Le conflit en mer Orientale présente certaines différences par rapport aux autres conflits maritimes et insulaires. Premièrement, il oppose des parties très différentes : la Chine est puissante, tandis que les autres parties (Vietnam, Philippines, Malaisie, Brunei) sont petites, faibles et peu solidaires.
Deuxièmement, la mer de Chine méridionale est la voie maritime internationale la plus fréquentée : environ 33 % des biens et services et plus de 40 % du commerce international de pétrole et de gaz liquéfié transitent par elle (soit quinze fois plus que par le canal de Panama). La mer de Chine méridionale représente un intérêt pour la plupart des grandes puissances.

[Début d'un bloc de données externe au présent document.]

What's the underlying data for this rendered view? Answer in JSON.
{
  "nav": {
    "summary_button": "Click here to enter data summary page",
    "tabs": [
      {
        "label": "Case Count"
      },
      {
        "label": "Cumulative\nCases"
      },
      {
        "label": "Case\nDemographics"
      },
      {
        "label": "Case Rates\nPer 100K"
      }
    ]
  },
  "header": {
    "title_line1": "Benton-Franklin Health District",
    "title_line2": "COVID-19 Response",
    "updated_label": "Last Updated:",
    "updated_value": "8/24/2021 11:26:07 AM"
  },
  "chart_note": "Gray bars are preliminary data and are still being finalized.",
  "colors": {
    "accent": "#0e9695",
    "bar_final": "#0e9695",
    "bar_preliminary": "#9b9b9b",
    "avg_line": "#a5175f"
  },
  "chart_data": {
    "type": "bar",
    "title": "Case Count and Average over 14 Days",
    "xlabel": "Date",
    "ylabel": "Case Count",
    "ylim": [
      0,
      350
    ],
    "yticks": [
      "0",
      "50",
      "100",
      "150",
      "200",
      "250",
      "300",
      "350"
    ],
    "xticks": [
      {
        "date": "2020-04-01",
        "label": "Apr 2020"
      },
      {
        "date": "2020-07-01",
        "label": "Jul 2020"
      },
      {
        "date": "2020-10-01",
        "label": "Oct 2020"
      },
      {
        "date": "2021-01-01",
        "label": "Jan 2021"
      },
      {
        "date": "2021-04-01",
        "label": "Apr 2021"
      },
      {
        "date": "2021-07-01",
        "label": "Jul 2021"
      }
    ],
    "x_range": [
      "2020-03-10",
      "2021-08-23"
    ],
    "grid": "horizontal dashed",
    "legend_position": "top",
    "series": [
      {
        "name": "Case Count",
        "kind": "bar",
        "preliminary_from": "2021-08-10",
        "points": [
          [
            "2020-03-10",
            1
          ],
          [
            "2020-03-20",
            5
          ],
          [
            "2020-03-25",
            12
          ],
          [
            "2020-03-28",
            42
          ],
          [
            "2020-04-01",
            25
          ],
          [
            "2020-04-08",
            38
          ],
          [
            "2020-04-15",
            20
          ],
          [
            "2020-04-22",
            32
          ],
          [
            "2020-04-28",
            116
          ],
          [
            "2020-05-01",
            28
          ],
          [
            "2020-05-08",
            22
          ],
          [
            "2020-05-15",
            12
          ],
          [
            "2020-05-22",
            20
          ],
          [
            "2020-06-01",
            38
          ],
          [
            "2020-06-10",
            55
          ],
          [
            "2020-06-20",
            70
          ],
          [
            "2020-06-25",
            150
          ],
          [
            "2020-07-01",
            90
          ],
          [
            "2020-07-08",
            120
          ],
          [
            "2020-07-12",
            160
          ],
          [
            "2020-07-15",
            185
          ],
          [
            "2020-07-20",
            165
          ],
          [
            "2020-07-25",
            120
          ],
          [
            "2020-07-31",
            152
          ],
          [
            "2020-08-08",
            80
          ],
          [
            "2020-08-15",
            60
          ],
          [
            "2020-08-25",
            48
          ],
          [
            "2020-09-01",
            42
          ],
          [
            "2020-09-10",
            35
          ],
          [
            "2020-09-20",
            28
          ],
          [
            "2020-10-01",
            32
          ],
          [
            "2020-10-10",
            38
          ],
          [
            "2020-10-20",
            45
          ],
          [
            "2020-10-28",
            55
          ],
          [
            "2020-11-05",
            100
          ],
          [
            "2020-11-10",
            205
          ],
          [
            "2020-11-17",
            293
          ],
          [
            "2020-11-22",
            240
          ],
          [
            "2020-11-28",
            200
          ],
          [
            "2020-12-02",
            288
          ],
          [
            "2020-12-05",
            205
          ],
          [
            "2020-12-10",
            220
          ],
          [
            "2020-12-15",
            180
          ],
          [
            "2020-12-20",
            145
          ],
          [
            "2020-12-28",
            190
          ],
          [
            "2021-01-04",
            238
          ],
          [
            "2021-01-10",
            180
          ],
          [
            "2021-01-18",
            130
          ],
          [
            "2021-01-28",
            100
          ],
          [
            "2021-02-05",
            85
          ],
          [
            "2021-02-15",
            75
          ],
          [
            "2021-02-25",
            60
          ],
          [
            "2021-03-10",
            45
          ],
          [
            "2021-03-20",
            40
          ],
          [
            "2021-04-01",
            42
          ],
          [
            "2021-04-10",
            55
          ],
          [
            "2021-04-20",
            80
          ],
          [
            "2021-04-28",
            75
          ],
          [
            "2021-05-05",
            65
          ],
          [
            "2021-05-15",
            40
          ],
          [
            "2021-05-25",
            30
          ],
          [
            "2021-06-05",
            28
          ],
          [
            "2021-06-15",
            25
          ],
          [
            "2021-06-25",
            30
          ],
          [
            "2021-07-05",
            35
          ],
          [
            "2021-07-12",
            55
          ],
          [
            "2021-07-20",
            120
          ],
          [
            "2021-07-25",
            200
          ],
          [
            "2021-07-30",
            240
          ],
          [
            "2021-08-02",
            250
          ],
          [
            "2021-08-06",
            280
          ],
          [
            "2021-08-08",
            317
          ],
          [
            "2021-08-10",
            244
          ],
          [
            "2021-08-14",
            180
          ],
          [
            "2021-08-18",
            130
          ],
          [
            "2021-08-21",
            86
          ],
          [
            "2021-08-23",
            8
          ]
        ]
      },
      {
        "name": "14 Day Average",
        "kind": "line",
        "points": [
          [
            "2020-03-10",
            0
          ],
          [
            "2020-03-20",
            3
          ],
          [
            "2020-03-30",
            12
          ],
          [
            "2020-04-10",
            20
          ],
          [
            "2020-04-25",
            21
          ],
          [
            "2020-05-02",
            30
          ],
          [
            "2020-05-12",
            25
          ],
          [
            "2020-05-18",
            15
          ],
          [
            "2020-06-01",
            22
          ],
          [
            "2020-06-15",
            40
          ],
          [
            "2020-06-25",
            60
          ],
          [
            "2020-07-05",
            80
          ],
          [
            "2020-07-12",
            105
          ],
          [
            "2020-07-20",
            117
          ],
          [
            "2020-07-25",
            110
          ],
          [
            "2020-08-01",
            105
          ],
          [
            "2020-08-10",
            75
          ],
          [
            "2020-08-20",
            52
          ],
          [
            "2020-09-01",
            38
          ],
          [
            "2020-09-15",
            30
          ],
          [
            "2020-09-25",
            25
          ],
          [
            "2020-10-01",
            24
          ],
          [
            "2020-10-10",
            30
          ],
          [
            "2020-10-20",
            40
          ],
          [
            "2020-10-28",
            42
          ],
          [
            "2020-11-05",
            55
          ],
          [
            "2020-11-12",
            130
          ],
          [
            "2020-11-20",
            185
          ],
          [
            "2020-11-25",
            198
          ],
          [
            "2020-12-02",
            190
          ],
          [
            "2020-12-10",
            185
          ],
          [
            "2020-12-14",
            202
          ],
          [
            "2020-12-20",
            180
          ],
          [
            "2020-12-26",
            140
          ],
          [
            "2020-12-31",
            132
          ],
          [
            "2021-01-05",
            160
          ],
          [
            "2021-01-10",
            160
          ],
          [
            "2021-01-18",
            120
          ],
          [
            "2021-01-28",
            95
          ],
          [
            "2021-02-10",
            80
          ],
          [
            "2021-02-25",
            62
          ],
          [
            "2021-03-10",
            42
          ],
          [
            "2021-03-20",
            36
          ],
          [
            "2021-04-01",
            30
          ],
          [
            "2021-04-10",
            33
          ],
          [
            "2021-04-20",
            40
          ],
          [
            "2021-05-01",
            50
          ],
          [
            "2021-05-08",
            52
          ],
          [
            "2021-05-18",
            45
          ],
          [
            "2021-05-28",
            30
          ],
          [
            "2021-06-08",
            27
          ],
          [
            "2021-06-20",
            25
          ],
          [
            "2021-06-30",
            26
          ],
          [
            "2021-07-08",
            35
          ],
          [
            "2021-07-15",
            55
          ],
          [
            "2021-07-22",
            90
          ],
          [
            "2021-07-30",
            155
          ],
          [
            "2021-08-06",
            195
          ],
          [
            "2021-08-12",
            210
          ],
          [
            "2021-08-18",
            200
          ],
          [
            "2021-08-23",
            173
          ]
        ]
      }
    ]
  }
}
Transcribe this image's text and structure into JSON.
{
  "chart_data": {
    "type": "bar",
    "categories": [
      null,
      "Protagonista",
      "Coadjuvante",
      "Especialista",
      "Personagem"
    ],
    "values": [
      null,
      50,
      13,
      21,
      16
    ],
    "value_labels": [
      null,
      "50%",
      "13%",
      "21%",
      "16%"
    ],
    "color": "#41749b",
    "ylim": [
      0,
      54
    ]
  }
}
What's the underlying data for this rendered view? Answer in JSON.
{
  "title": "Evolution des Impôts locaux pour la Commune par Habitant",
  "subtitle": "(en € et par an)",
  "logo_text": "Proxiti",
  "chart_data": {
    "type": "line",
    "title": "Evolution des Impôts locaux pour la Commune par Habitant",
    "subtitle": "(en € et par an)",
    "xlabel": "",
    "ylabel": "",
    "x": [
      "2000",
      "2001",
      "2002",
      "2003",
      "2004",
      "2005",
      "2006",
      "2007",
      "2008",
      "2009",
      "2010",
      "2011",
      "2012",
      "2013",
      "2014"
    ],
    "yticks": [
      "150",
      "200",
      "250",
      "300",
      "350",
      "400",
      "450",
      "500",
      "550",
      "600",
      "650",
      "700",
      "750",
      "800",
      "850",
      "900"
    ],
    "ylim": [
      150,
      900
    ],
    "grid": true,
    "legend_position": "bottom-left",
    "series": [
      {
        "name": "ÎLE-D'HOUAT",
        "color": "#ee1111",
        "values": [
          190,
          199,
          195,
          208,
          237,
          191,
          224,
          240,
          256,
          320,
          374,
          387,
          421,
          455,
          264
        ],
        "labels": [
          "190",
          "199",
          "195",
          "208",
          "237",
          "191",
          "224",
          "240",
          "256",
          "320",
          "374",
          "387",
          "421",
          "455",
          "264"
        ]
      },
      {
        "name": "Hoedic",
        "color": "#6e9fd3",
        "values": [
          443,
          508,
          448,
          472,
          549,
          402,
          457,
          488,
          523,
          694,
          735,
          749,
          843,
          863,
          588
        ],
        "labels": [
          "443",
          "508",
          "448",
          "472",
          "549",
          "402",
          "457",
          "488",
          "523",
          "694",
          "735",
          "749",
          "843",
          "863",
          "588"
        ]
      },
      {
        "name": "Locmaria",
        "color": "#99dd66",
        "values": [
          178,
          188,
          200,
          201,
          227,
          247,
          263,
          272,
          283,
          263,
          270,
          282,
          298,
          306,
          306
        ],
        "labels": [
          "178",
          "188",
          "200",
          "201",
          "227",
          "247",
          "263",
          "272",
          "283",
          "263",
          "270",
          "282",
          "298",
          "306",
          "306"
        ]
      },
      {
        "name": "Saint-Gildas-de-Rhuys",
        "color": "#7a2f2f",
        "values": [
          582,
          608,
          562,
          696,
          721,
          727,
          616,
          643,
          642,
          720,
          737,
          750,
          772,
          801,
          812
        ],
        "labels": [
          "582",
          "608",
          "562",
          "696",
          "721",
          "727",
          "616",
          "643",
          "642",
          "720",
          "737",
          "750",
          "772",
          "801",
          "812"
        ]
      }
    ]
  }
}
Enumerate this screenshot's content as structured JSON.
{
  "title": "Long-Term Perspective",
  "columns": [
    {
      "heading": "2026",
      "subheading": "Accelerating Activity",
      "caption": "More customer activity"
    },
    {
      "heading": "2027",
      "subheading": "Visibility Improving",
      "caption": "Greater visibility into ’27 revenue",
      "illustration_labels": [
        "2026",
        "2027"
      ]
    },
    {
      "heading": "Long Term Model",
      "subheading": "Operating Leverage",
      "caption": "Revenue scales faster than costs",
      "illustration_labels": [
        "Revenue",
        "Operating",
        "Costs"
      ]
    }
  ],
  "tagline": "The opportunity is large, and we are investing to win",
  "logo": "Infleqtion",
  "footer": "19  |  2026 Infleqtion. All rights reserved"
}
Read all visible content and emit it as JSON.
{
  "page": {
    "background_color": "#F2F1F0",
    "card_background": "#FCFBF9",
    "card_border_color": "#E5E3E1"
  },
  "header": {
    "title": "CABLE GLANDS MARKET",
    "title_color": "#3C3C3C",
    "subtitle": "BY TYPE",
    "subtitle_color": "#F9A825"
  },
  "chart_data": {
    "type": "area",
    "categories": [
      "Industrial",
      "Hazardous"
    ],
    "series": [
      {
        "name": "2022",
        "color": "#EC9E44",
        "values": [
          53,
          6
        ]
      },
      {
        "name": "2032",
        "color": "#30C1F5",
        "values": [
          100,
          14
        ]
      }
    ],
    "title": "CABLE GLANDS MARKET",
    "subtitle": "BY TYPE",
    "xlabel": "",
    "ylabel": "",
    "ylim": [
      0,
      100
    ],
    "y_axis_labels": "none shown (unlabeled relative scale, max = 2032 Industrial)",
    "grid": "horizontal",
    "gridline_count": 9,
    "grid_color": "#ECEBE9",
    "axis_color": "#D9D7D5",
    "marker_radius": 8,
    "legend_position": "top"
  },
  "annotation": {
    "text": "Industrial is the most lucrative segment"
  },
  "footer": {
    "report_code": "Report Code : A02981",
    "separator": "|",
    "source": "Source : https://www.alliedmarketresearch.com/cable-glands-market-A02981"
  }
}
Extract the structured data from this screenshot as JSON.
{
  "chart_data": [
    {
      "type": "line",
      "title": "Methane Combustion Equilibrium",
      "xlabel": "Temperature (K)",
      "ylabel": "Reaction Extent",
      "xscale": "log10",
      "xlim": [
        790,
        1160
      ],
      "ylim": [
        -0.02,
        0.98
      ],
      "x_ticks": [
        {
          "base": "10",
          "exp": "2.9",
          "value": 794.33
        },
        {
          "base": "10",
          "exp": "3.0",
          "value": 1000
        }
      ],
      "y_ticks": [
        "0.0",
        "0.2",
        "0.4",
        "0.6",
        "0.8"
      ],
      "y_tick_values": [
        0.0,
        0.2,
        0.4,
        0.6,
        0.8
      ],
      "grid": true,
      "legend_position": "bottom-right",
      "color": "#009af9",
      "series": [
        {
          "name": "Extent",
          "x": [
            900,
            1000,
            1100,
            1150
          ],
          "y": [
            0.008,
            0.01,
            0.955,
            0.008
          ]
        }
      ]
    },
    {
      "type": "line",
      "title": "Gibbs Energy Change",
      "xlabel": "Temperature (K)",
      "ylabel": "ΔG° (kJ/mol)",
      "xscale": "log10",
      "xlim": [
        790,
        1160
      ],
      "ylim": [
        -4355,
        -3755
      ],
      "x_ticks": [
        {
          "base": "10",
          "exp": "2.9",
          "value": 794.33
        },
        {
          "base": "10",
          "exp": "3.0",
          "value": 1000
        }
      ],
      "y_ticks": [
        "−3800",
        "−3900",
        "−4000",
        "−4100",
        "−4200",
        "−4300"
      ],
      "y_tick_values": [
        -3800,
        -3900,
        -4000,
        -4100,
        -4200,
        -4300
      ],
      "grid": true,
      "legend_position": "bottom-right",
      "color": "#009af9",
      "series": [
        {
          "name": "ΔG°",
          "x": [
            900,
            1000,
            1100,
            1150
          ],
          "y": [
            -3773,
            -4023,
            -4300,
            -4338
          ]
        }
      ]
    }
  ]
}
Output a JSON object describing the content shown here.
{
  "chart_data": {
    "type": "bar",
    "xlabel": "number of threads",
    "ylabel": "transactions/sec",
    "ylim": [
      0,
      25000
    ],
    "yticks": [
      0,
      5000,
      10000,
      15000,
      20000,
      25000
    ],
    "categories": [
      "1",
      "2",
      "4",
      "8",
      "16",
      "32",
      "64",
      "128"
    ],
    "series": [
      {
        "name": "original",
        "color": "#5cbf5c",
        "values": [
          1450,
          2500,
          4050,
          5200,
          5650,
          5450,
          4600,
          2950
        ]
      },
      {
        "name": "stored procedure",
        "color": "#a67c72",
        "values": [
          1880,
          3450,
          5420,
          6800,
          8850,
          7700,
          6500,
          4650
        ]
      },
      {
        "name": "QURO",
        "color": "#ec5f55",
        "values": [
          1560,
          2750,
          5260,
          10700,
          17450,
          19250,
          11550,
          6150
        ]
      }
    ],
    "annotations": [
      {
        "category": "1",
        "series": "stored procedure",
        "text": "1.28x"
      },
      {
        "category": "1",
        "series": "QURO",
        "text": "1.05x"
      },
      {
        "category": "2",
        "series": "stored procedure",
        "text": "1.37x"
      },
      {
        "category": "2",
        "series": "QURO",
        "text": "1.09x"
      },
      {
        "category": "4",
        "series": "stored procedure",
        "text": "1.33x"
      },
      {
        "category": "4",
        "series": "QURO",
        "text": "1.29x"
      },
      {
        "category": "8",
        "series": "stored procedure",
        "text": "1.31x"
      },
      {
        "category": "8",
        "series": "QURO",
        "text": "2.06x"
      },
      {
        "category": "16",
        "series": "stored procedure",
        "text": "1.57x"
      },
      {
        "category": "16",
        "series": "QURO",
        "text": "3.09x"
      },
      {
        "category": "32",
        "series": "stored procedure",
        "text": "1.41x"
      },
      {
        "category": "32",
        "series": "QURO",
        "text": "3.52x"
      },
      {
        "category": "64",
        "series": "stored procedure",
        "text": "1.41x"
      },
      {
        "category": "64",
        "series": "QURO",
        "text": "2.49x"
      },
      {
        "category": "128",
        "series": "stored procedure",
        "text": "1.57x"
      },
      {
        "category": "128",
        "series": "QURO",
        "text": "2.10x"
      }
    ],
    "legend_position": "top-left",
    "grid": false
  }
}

Troisièmement, la mer Orientale est la seule voie d'accès de la Chine à l'océan Pacifique et à l'océan Indien, premier « bastion stratégique » où se déroule l'affrontement entre les superpuissances américano-chinoises, qui façonnera la situation mondiale de la première moitié du XXIe siècle. Par conséquent, le conflit en mer Orientale est le plus complexe, le plus acharné, le plus long et le plus difficile à résoudre de tous les conflits maritimes et insulaires du monde.
On peut affirmer que le calme ou les troubles en mer Orientale découlent entièrement du comportement de la Chine. Par conséquent, pour anticiper l'évolution des conflits en mer Orientale ou la situation sécuritaire régionale, il est nécessaire de prévoir les activités de la Chine en mer Orientale.
Habituellement, les violations du droit international par la Chine en mer de Chine méridionale sont soigneusement calculées afin de minimiser la réaction de la communauté internationale. Si nécessaire, elle crée activement des « incidents » pour attirer l'attention, tout en commettant ailleurs des violations extrêmement graves du droit international pour servir ses intérêts stratégiques à long terme.
Comme d'habitude, en mai 2014, la Chine a introduit la plateforme de forage HD-981 dans la zone économique exclusive (ZEE) du Vietnam sans l'autorisation du gouvernement vietnamien. Pendant près de trois mois, l'opinion publique internationale s'est focalisée sur la plateforme, tandis que la Chine construisait discrètement des îles artificielles et des bases militaires à Truong Sa.
Le 12 juillet, la Cour permanente d'arbitrage de La Haye, aux Pays-Bas, a rendu un arrêt concernant la plainte des Philippines contre la Chine, rejetant la revendication déraisonnable de la Chine sur la « ligne en neuf traits » en général, et sa revendication déraisonnable sur les îles Spratly en particulier. Cet arrêt est une victoire pour l'État de droit dans le monde moderne et la plus lourde défaite juridique et diplomatique de la Chine depuis de nombreuses années.
La Chine, très en colère, a vivement protesté, mais n'a pas pris de mesures agressives en mer Orientale, contrairement aux prévisions de nombreux spécialistes. Elle a dû tenter de contenir sa colère jusqu'à la fin du sommet du G20 à Hangzhou, le 5 septembre. Si elle « frappait » d'abord en mer Orientale, le G20 de Hangzhou deviendrait un forum ennuyeux, et de nombreuses critiques embarrasseraient même Pékin.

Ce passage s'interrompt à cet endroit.